Look Back in Anger, John Osborne’s 1956 play, was a fertile cultural seedbed: out of it sprouted the Angry Young Men and kitchen-sink drama. What was less clear at the time was the extent to which it was autobiographical, based on Osborne’s failed first marriage to the actress Pamela Lane. In the play, Jimmy, the working-class anti-hero, harangues his wife, the cool, emotionally distant and upper-middle-class Alison, attacking her parents and her background. When Lane saw the play she immediately recognised this portrayal. When asked, many years later, about her reaction, she said: ‘I felt as though I had been raped.’ The play was a theatrical version of revenge porn.

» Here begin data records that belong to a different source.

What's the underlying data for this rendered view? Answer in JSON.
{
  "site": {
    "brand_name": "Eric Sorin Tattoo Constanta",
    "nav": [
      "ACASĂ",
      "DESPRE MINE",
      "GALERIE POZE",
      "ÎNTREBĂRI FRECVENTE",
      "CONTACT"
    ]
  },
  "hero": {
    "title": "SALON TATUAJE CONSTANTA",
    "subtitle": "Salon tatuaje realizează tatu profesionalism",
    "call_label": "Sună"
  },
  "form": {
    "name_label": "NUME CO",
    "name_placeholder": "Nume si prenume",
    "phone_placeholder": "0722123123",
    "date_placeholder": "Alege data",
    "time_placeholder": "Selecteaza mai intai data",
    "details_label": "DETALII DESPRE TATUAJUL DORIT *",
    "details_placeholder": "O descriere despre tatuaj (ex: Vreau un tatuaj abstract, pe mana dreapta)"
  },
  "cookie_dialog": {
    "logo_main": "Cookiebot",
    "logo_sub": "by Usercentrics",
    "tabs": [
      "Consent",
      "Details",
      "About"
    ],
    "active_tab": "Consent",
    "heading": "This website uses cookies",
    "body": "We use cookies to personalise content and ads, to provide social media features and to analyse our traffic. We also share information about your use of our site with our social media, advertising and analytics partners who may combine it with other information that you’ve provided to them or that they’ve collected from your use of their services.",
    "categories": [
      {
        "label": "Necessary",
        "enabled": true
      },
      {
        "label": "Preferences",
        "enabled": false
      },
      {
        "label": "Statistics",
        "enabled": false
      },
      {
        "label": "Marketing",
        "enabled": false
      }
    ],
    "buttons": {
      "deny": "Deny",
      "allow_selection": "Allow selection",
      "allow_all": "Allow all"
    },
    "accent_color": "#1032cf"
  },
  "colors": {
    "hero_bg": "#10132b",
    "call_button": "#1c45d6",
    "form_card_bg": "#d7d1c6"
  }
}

Peter Whitebrook, in his commentary on the young couple’s letters, retells the familiar story. Osborne, a second-rate actor and budding dramatist, met Lane while working at the Bridgwater repertory theatre in 1951. The pair fell in love and, in the teeth of ferocious objections from her parents, married three months later. Both were 21. Jumping on a train to London, they moved in with Anthony Creighton, an older friend of Osborne who collaborated with him on a couple of early plays, including Epitaph for George Dillon. Then Lane, a better actor than Osborne and twice as ambitious, managed to get a job at Derby rep.
During their separation, Osborne and Lane exchanged letters — which make up the early part of this collection — and they are sprinkled with young love’s endearments: she is Squirrel or Nutty and he is Bears or Teddy; Creighton is Mouse. But when Lane persuaded Osborne to come to Derby, arranging a job at the theatre for him, he was in for a shock. Despite the loving tone of her letters, she had started an affair; Whitebrook suggests this was with Joe Selby, a 48-year-old dental surgeon.